Purchase this article with an account.
Rosario Fernandez-Godino, Eric Pierce, Donita Garland; A primary RPE cell culture model to study early mechanisms of macular degeneration. Invest. Ophthalmol. Vis. Sci. 2014;55(13):612.
Download citation file:
© ARVO (1962-2015); The Authors (2016-present)
Macular degenerations, inherited and age-related (AMD), share some common features of pathogenesis. A hallmark of these diseases is the formation of drusen. Gene targeted Efemp1 R345W/R345W knockin mice are a documented model of the inherited macular degeneration DHRD/ML. These mice develop extensive basal deposits, which are considered precursors to drusen. Efemp1 R345W/R345W:C3 -/- double mutant mice do not develop the basal deposits. This demonstrates a critical role for the complement system in the formation of basal deposits. The purpose of this study was to use a primary RPE cell culture system to investigate the mechanisms involved in the pathogenesis of basal deposit formation in the Efemp1 R345W/R345W mutant mice and the role of the complement system in this process.
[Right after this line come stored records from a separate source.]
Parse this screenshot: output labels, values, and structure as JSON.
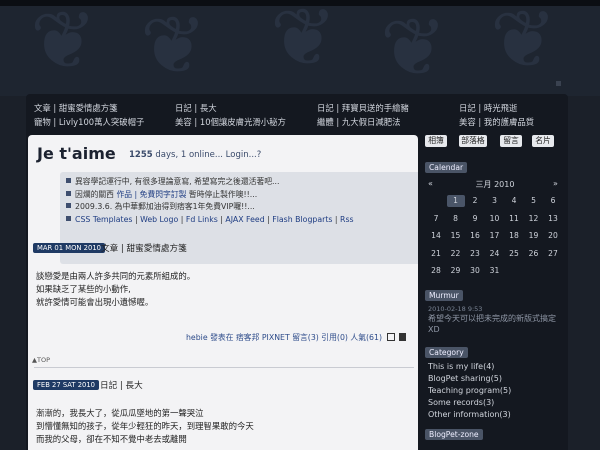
{
  "nav": {
    "col1": [
      "文章 | 甜蜜愛情處方箋",
      "寵物 | Livly100萬人突破帽子"
    ],
    "col2": [
      "日記 | 長大",
      "美容 | 10個讓皮膚光滑小秘方"
    ],
    "col3": [
      "日記 | 拜寶貝送的手繪豬",
      "繼體 | 九大假日減肥法"
    ],
    "col4": [
      "日記 | 時光飛逝",
      "美容 | 我的護膚品質"
    ]
  },
  "header": {
    "title": "Je t'aime",
    "stats_days": "1255",
    "stats_rest": "days, 1 online... Login...?"
  },
  "notice": {
    "line1": "異容學記運行中, 有很多理論意寫, 希望寫完之後還活著吧...",
    "line2_pre": "因爛的關西 ",
    "line2_link": "作品 | 免費閃字訂製",
    "line2_post": " 暫時停止製作噢!!...",
    "line3": "2009.3.6. 為中華郵加油得到痞客1年免費VIP囉!!...",
    "links": [
      "CSS Templates",
      "Web Logo",
      "Fd Links",
      "AJAX Feed",
      "Flash Blogparts",
      "Rss"
    ]
  },
  "post1": {
    "date": "MAR 01 MON 2010",
    "title": "文章 | 甜蜜愛情處方箋",
    "body": [
      "談戀愛是由兩人許多共同的元素所組成的。",
      "如果缺乏了某些的小動作,",
      "就許愛情可能會出現小遺憾喔。"
    ],
    "footer": "hebie 發表在 痞客邦 PIXNET 留言(3) 引用(0) 人氣(61)",
    "totop": "▲TOP"
  },
  "post2": {
    "date": "FEB 27 SAT 2010",
    "title": "日記 | 長大",
    "body": [
      "漸漸的，我長大了，從瓜瓜墜地的第一聲哭泣",
      "到懵懂無知的孩子，從年少輕狂的昨天，到理智果敢的今天",
      "而我的父母，卻在不知不覺中老去或離開"
    ]
  },
  "sidebar": {
    "tabs": [
      "相簿",
      "部落格",
      "留言",
      "名片"
    ],
    "calendar_h": "Calendar",
    "month": "三月 2010",
    "prev": "«",
    "next": "»",
    "days": [
      [
        "",
        "1",
        "2",
        "3",
        "4",
        "5",
        "6"
      ],
      [
        "7",
        "8",
        "9",
        "10",
        "11",
        "12",
        "13"
      ],
      [
        "14",
        "15",
        "16",
        "17",
        "18",
        "19",
        "20"
      ],
      [
        "21",
        "22",
        "23",
        "24",
        "25",
        "26",
        "27"
      ],
      [
        "28",
        "29",
        "30",
        "31",
        "",
        "",
        ""
      ]
    ],
    "murmur_h": "Murmur",
    "murmur_meta": "2010-02-18 9:53",
    "murmur_text": "希望今天可以把未完成的新版式搞定XD",
    "category_h": "Category",
    "categories": [
      "This is my life(4)",
      "BlogPet sharing(5)",
      "Teaching program(5)",
      "Some records(3)",
      "Other information(3)"
    ],
    "blogpet_h": "BlogPet-zone"
  }
}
Primary RPE cells from wild type, Efemp1 R345W/R345W knockin, and Efemp1R345W/R345W:C3-/- double mutant mice were grown on transwells. Cell phenotype was characterized by SEM and TEM. Expression levels of complement and extracellular matrix genes were quantified by qRT-PCR. Protein expression was determined by Western blot analysis and immunofluorescence using confocal microscopy.
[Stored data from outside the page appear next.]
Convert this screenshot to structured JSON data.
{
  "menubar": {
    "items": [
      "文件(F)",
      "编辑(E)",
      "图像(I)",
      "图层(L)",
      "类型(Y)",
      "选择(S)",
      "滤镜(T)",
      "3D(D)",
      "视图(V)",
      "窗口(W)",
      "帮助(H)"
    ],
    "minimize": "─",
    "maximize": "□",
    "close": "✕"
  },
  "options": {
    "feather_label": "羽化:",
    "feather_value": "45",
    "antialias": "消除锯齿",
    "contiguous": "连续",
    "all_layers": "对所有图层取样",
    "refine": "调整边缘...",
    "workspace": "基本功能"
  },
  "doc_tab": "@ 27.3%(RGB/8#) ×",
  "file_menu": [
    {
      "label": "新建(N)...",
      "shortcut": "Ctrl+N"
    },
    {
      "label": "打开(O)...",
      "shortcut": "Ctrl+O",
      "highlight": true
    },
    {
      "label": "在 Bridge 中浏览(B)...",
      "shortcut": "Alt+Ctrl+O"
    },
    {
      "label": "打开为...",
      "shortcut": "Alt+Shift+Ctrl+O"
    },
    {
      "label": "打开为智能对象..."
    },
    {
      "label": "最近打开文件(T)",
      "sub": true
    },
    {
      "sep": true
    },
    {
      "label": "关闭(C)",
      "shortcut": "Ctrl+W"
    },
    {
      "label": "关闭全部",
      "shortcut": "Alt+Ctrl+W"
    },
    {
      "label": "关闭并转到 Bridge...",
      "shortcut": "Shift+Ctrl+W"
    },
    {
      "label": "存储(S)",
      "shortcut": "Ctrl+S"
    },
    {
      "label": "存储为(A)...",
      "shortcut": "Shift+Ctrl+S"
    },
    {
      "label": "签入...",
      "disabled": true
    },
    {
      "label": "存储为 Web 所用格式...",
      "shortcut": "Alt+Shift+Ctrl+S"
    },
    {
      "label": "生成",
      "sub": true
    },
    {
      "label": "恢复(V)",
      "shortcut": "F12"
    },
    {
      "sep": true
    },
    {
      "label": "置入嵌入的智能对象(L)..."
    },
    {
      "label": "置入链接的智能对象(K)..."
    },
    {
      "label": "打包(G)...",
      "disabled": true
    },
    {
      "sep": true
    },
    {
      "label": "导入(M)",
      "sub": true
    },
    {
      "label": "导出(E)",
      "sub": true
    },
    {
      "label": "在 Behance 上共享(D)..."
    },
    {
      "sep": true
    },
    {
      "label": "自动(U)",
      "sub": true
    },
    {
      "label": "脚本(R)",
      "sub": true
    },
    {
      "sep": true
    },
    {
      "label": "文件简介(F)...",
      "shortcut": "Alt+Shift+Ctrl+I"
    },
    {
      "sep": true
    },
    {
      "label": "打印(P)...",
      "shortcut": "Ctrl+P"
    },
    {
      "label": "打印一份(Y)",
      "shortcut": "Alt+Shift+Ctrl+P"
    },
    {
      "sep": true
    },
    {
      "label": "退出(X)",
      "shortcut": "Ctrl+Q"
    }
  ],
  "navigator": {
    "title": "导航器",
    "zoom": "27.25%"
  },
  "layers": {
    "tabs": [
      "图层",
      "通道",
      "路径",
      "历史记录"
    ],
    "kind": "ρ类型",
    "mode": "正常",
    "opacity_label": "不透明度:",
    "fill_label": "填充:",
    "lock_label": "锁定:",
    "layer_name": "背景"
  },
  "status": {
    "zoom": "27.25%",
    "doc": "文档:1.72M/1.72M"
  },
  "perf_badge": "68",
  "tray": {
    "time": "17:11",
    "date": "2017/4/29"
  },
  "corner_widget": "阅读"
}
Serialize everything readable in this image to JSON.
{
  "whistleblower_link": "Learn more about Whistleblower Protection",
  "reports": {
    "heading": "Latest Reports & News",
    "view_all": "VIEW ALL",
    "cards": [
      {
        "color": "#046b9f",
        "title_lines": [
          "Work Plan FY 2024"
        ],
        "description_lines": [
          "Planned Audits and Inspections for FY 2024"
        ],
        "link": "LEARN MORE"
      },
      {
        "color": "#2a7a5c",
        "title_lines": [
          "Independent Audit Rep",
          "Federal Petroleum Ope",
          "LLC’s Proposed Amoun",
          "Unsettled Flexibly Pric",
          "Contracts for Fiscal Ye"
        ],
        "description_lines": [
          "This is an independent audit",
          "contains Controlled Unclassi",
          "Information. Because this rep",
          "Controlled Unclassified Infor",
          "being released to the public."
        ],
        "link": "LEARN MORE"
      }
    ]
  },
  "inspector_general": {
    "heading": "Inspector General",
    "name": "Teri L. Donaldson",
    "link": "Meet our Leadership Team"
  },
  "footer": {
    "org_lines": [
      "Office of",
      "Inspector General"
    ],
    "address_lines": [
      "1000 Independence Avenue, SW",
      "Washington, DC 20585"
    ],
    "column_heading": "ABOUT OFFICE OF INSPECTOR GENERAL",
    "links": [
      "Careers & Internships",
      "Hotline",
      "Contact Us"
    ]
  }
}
As demonstrated by qRT-PCR and immunofluorescence experiments, RPE cells from each strain express components of the complement system including C1q, C2, C3, C4, C5, C6, C7, Cfb, Cfd and Cfh, and extracellular matrix proteins such as Efemp1, elastin, fibronectin, collagens and laminins. Electron micrographs showed that RPE monolayers from Efemp1R345W/R345W knockin but not from wild type or double mutant Efemp1R345W/R345W:C3-/- mice secrete deposit-like material in vitro. Immunostaining of the deposits revealed that EFEMP1, C3 and other complement components and extracellular matrix proteins co-localize in the deposits.
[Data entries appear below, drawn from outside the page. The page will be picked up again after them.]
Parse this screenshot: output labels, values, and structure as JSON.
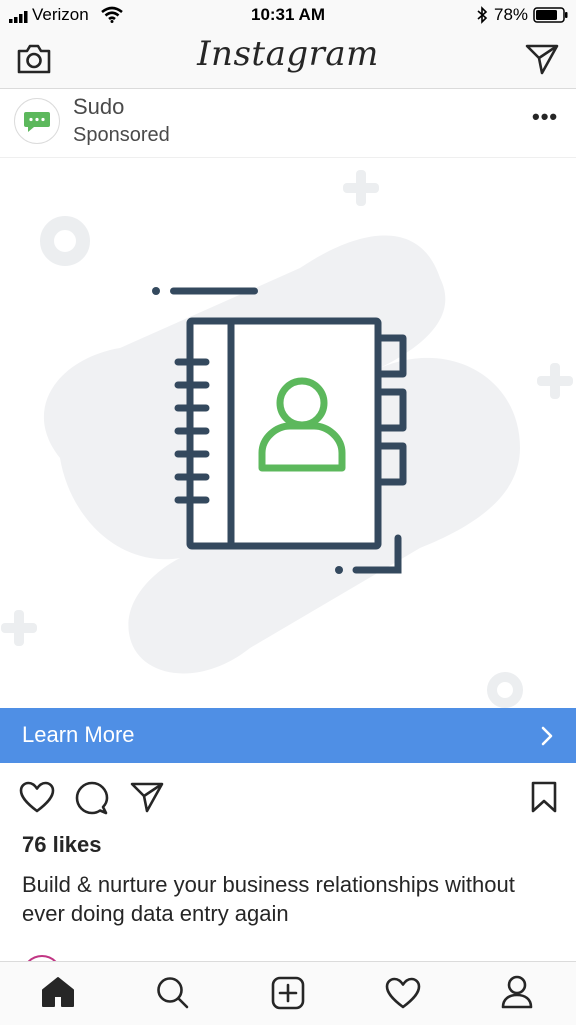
{
  "status_bar": {
    "carrier": "Verizon",
    "time": "10:31 AM",
    "battery": "78%"
  },
  "nav": {
    "title": "Instagram",
    "left_icon": "camera-icon",
    "right_icon": "direct-message-icon"
  },
  "post": {
    "username": "Sudo",
    "subtitle": "Sponsored",
    "more": "•••",
    "cta_label": "Learn More",
    "cta_chevron": "›",
    "likes": "76 likes",
    "caption": "Build & nurture your business relationships without ever doing data entry again",
    "image_icon": "address-book-icon"
  },
  "colors": {
    "cta": "#4f8fe5",
    "brand_green": "#5cb85c",
    "icon_dark": "#34495e",
    "blob": "#f0f1f3"
  },
  "tabs": [
    {
      "name": "home-tab",
      "icon": "home-icon",
      "active": true
    },
    {
      "name": "search-tab",
      "icon": "search-icon",
      "active": false
    },
    {
      "name": "add-tab",
      "icon": "add-post-icon",
      "active": false
    },
    {
      "name": "activity-tab",
      "icon": "heart-icon",
      "active": false
    },
    {
      "name": "profile-tab",
      "icon": "profile-icon",
      "active": false
    }
  ]
}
The results demonstrate that primary RPE cells from Efemp1 mutant mice produce deposit-like material, and recapitulate in vivo observations. These cells thus provide a model system to investigate the early mechanisms responsible for RPE dysfunction in macular degeneration. The results suggest that complement expressed locally by the RPE is important in basal deposit formation in Efemp1R345W/R345W mutant mice. This model may be a useful system to test drugs, such as complement inhibitors, to prevent basal deposit formation in inherited macular degeneration as well as the more common age-related macular degeneration.